A former starting pitcher had one big takeaway after watching C.J. Wilson‘s good-but-not-great outing against the Reds on Wednesday night: He’s over-thinking it again.
Wilson, he said, assumes hitters are going to make adjustments on him the second time through the order and sometimes winds up complicating matters, trying to be too fine rather than going with what worked early in the game. It’s just one man’s theory, of course. But it did seem to play out that way against the Reds in the bottom of the fourth, walking Chris Heisey and Joey Votto on nine pitches before serving up a three-run homer to Brandon Phillips and a near-homer to Jay Bruce.

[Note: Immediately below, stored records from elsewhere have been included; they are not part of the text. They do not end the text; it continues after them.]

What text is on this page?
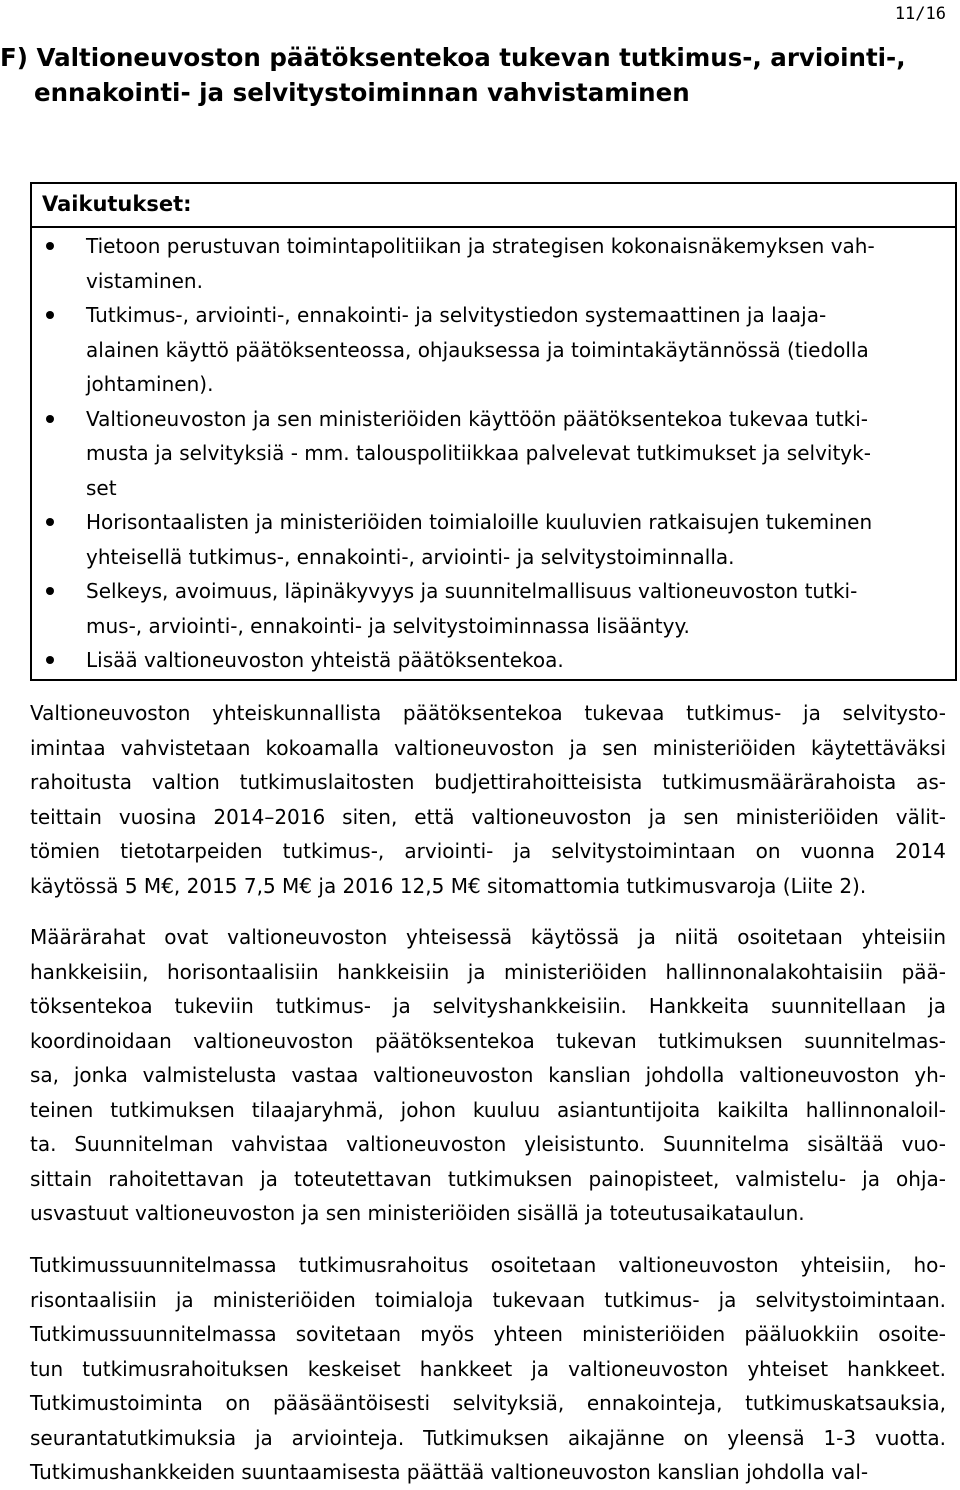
11/16
F) Valtioneuvoston päätöksentekoa tukevan tutkimus-, arviointi-,
ennakointi- ja selvitystoiminnan vahvistaminen
Vaikutukset:
Tietoon perustuvan toimintapolitiikan ja strategisen kokonaisnäkemyksen vah-
vistaminen.
Tutkimus-, arviointi-, ennakointi- ja selvitystiedon systemaattinen ja laaja-
alainen käyttö päätöksenteossa, ohjauksessa ja toimintakäytännössä (tiedolla
johtaminen).
Valtioneuvoston ja sen ministeriöiden käyttöön päätöksentekoa tukevaa tutki-
musta ja selvityksiä - mm. talouspolitiikkaa palvelevat tutkimukset ja selvityk-
set
Horisontaalisten ja ministeriöiden toimialoille kuuluvien ratkaisujen tukeminen
yhteisellä tutkimus-, ennakointi-, arviointi- ja selvitystoiminnalla.
Selkeys, avoimuus, läpinäkyvyys ja suunnitelmallisuus valtioneuvoston tutki-
mus-, arviointi-, ennakointi- ja selvitystoiminnassa lisääntyy.
Lisää valtioneuvoston yhteistä päätöksentekoa.
Valtioneuvoston yhteiskunnallista päätöksentekoa tukevaa tutkimus- ja selvitysto-
imintaa vahvistetaan kokoamalla valtioneuvoston ja sen ministeriöiden käytettäväksi
rahoitusta valtion tutkimuslaitosten budjettirahoitteisista tutkimusmäärärahoista as-
teittain vuosina 2014–2016 siten, että valtioneuvoston ja sen ministeriöiden välit-
tömien tietotarpeiden tutkimus-, arviointi- ja selvitystoimintaan on vuonna 2014
käytössä 5 M€, 2015 7,5 M€ ja 2016 12,5 M€ sitomattomia tutkimusvaroja (Liite 2).
Määrärahat ovat valtioneuvoston yhteisessä käytössä ja niitä osoitetaan yhteisiin
hankkeisiin, horisontaalisiin hankkeisiin ja ministeriöiden hallinnonalakohtaisiin pää-
töksentekoa tukeviin tutkimus- ja selvityshankkeisiin. Hankkeita suunnitellaan ja
koordinoidaan valtioneuvoston päätöksentekoa tukevan tutkimuksen suunnitelmas-
sa, jonka valmistelusta vastaa valtioneuvoston kanslian johdolla valtioneuvoston yh-
teinen tutkimuksen tilaajaryhmä, johon kuuluu asiantuntijoita kaikilta hallinnonaloil-
ta. Suunnitelman vahvistaa valtioneuvoston yleisistunto. Suunnitelma sisältää vuo-
sittain rahoitettavan ja toteutettavan tutkimuksen painopisteet, valmistelu- ja ohja-
usvastuut valtioneuvoston ja sen ministeriöiden sisällä ja toteutusaikataulun.
Tutkimussuunnitelmassa tutkimusrahoitus osoitetaan valtioneuvoston yhteisiin, ho-
risontaalisiin ja ministeriöiden toimialoja tukevaan tutkimus- ja selvitystoimintaan.
Tutkimussuunnitelmassa sovitetaan myös yhteen ministeriöiden pääluokkiin osoite-
tun tutkimusrahoituksen keskeiset hankkeet ja valtioneuvoston yhteiset hankkeet.
Tutkimustoiminta on pääsääntöisesti selvityksiä, ennakointeja, tutkimuskatsauksia,
seurantatutkimuksia ja arviointeja. Tutkimuksen aikajänne on yleensä 1-3 vuotta.
Tutkimushankkeiden suuntaamisesta päättää valtioneuvoston kanslian johdolla val-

Last year, as Wilson struggled through the second half, the left-hander’s biggest problems seemed to come the second time through a lineup. Wilson gave up 65 runs (56 earned) in 91 innings in the second half last year, resulting in a 5.54 ERA. Thirty-five of those runs came in the second and third inning, which is when a lineup would turn over once guys start reaching base (Wilson was perfect through three on Wednesday, so it wasn’t until the fourth that he faced guys a second time).

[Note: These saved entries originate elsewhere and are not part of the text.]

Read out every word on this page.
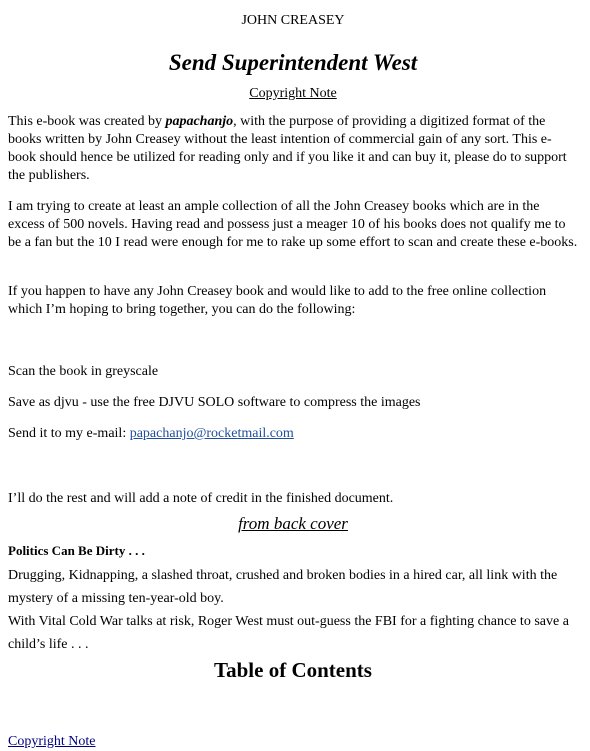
JOHN CREASEY
Send Superintendent West
Copyright Note

This e-book was created by papachanjo, with the purpose of providing a digitized format of the books written by John Creasey without the least intention of commercial gain of any sort. This e-book should hence be utilized for reading only and if you like it and can buy it, please do to support the publishers.

I am trying to create at least an ample collection of all the John Creasey books which are in the excess of 500 novels. Having read and possess just a meager 10 of his books does not qualify me to be a fan but the 10 I read were enough for me to rake up some effort to scan and create these e-books.

If you happen to have any John Creasey book and would like to add to the free online collection which I’m hoping to bring together, you can do the following:

Scan the book in greyscale

Save as djvu - use the free DJVU SOLO software to compress the images

Send it to my e-mail: papachanjo@rocketmail.com

I’ll do the rest and will add a note of credit in the finished document.

from back cover
Politics Can Be Dirty . . .

Drugging, Kidnapping, a slashed throat, crushed and broken bodies in a hired car, all link with the mystery of a missing ten-year-old boy.

With Vital Cold War talks at risk, Roger West must out-guess the FBI for a fighting chance to save a child’s life . . .

Table of Contents
Copyright Note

Per Baseball-Reference.com, here’s how opposing hitters fared against Wilson the first, second and third time through last year …
First: .203/.318/.297
Second: .298/.360/.454
Third: .188/.276/.307
Wilson (6 IP, 4 R, 3 ER, 5 H, 4 BB, 4 SO) was asked Wednesday night about his hiccup in the fourth and basically broke it down batter by batter …
“The pitch I really just whiffed on was a couple pitches to Heisey. Those were just kind of out of the zone. Just trying to make adjustments and couldn’t, and I got a little bit closer to being dialed in with Votto but still missed. And then the pitch Phillips hit was a cutter that just cut too much. It was supposed to be outside and then cut all the way across the plate and he hammered it. The at-bat with Bruce was really pivotal, though, because I had him with two strikes and couldn’t put him away. That was 100 percent on me; it didn’t have anything to do with anybody else. There was no bad hops or anything like that. I just made a bad pitch instead of making a good pitch and he hit it off the wall. So that’s kind of what turned the game around. That and me popping up the bunt [in the third] were two of the things that I’m going to be extremely upset about for a long part of the season.”